Vaccinatiedebat vraagt geen grilligheid, maar behoedzaamheid
Doe toch maar niet, zei D66 dinsdag. En floep, daar verdween de initiatiefwet-Van Meenen over vaccinatie in de kinderopvang van de stemmingslijst. Het zorgde in de Tweede Kamer niet voor opwinding. Eerder voor schouderophalen. Het jaar is nog niet om, wordt vervolgd.
Over dan maar tot de orde van de dag? Dat zou in dit specifieke geval beslist te makkelijk zijn. Het vaccinatiedebat is complex, raakt zowel aan de volksgezondheid als ook aan grondwettelijk verankerde vrijheden en vergt dus behoedzaamheid. Tel daarbij op dat VVD, CDA, GroenLinks en PvdA nog maar vier maanden geleden publiekelijk hun steun aan de vaccinatie-initiatiefwet toezegden en je vraagt je af: Wat is er veranderd? Hoe kan een zo solide ogende steun in zo korte tijd zo afbrokkelen dat D66 bedacht: Snel de stemmingen uitstellen, want dit gaat mis?
Voorjaar 2018 bleek de vaccinatiegraad opnieuw te zijn gedaald. Op een kindercrèche in Den Haag brak de mazelen uit en al snel klonk de roep om een wettelijke vaccinatieplicht. Het kabinet reageerde beheerst. Eerst logistieke maatregelen, zoals extra inhaalrondes of inenten op alternatieve locaties, vaccinatiespreekuren en betere voorlichting.
De coalitiefracties van VVD en D66 steigerden en zochten zonder de ChristenUnie al te zeer te bruuskeren naar verdergaande maatregelen. Zo kwam de D66-wet tot stand. Het doel: in de Wet op de kinderopvang expliciet opnemen dat niet-gevaccineerde kinderen uit de opvang mochten worden geweerd.
Dat D66 nu pas op de plaats moet maken, is vooral te danken aan de nogal abrupt gewijzigde houding van CDA en GroenLinks; eerst neigend naar voor, nu plots stevig aarzelend. Straks kunnen de kinderen die om medische redenen niet te vaccineren zijn nergens meer terecht, sombert het CDA. Straks krijg je opvangcentra met alleen nog niet-gevaccineerde kinderen en een extreem lage vaccinatiegraad, vreest GroenLinks.

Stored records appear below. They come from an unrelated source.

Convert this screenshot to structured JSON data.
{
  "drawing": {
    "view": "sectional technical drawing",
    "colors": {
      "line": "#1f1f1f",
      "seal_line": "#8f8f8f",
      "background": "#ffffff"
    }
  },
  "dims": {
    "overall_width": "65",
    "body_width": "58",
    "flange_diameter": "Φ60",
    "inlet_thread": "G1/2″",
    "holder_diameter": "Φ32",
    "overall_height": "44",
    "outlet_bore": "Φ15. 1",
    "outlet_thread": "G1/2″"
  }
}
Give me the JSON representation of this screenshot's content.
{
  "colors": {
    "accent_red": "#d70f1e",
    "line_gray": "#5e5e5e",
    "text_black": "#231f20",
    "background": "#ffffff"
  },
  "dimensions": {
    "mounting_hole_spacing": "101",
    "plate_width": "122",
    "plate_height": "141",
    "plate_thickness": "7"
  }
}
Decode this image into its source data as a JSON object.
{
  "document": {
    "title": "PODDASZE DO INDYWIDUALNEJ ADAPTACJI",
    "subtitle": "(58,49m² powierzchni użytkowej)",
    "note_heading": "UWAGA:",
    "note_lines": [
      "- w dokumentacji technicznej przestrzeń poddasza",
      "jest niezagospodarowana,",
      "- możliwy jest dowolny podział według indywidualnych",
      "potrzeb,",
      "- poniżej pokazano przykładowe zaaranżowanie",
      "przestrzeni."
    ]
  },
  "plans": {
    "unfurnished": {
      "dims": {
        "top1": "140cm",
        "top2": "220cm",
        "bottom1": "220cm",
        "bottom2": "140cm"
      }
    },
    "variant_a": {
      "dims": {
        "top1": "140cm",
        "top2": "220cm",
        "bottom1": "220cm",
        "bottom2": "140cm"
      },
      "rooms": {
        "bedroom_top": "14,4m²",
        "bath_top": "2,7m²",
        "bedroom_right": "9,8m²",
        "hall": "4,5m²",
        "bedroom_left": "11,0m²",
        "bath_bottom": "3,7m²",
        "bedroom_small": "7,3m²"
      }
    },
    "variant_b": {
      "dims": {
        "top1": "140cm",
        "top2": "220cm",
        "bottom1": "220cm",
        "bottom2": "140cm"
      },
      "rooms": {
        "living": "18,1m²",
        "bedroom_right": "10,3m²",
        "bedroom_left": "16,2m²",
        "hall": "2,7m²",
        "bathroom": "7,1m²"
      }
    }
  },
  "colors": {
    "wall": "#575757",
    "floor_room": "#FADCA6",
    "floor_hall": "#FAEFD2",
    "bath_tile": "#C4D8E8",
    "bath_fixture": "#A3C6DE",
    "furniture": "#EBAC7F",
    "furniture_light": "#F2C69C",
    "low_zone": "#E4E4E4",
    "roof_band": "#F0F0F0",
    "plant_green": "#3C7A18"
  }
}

Is dat overtuigend? Maar mondjesmaat, want in oktober plaatsten SP en SGP al medische en staatsrechtelijke tegenargumenten, maar in de overwegingen van CDA en GroenLinks speelden die toen maar een summiere rol. Beide partijen lijken nu kortom eerder om opportunistische dan om principiële redenen de kaarten tegen de borst te houden. Dat het vaccinatiedebat nu in een impasse verkeert, is zonneklaar.
Het kabinet zei in oktober open te staan voor de suggestie om alvast een wet voor te bereiden die vaccinatie in de kinderopvang verplicht, zodra de vaccinatiegraad is gezakt onder een door experts als kritisch bestempelde ondergrens. Zijn de adviezen die het daarover heeft gevraagd binnen, dan volgt waarschijnlijk een nieuw debat. Toegegeven, ook dan zouden bestuurlijke kalmte en tact het kunnen winnen van misplaatste dadendrang en zelfprofilering. Maar dat de grilligheid in deze discussie tot dusver heer en meester is, belooft weinig goeds.